Here’s an example of how a lone voice can halt big mistakes.
“It wasn’t a bad catch,” said George Haines, state unit fire chief in Monterey and San Benito counties.
When I spoke out on this issue, all the Fire “experts” and lawyers said I was wrong. They said that the County’s best fire experts had met many times over the course of a year – and that there was no problem.
Well, that’s one way to prevent forest fires
Professor Toro
Last Updated: 11/03/2007 01:39:34 AM PDT
Local fire officials credit environmental activist David Dilworth with catching botched language in a rewrite of rural fire safety rules. Dilworth, executive director of Helping Our Peninsula’s Environment, spotted the blooper in a 24-page ordinance that went before directors of the Pebble Beach Community Services District last week to incorporate new state fire codes.
As written, the new law would have required property owners to remove combustible vegetation within 100 feet of their homes or to their property lines — whichever is greater.
The way Dilworth saw it, that would lead to widespread denuding of the natural flora in the Del Monte Forest — Monterey pines, endangered flowers and the like — from property line to property line.
That “greater” should have been “lesser,” fire officials acknowledged, in keeping with 2005 changes in the state fire code that call for five-savvy management of plants within 100 feet of structures.

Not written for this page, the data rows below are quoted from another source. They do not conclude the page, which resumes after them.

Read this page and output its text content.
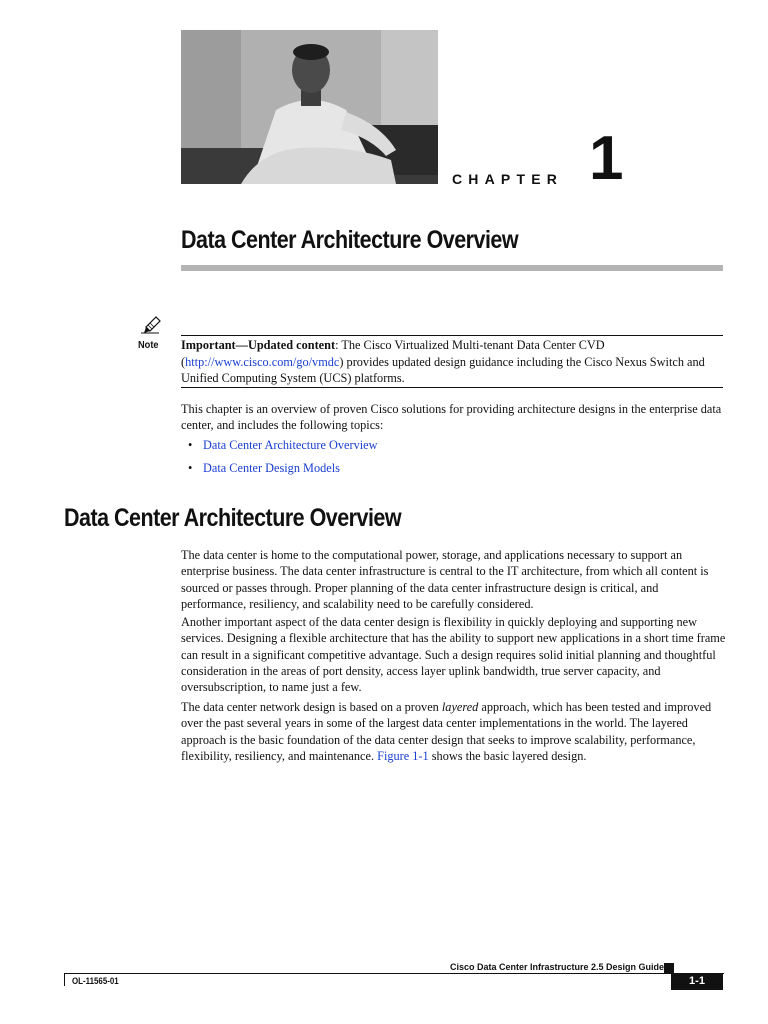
CHAPTER 1
Data Center Architecture Overview
Note Important—Updated content: The Cisco Virtualized Multi-tenant Data Center CVD (http://www.cisco.com/go/vmdc) provides updated design guidance including the Cisco Nexus Switch and Unified Computing System (UCS) platforms.
This chapter is an overview of proven Cisco solutions for providing architecture designs in the enterprise data center, and includes the following topics:
• Data Center Architecture Overview
• Data Center Design Models
Data Center Architecture Overview
The data center is home to the computational power, storage, and applications necessary to support an enterprise business. The data center infrastructure is central to the IT architecture, from which all content is sourced or passes through. Proper planning of the data center infrastructure design is critical, and performance, resiliency, and scalability need to be carefully considered.
Another important aspect of the data center design is flexibility in quickly deploying and supporting new services. Designing a flexible architecture that has the ability to support new applications in a short time frame can result in a significant competitive advantage. Such a design requires solid initial planning and thoughtful consideration in the areas of port density, access layer uplink bandwidth, true server capacity, and oversubscription, to name just a few.
The data center network design is based on a proven layered approach, which has been tested and improved over the past several years in some of the largest data center implementations in the world. The layered approach is the basic foundation of the data center design that seeks to improve scalability, performance, flexibility, resiliency, and maintenance. Figure 1-1 shows the basic layered design.
Cisco Data Center Infrastructure 2.5 Design Guide
OL-11565-01	1-1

“It wasn’t a bad catch,” said George Haines, state unit fire chief in Monterey and San Benito counties. The language, being adopted by many local fire departments, is being changed to drop any mention of distances or property lines in favor of a simple reference to the state Public Resources Code, Haines said.
Directors of the Pebble Beach district will take another look at the ordinance Dec. 8. The wordsmithery lends another possible meaning to the environmental group’s acronym, HOPE — Helping Our Peninsula’s English. Well, that’s one way to prevent forest fires.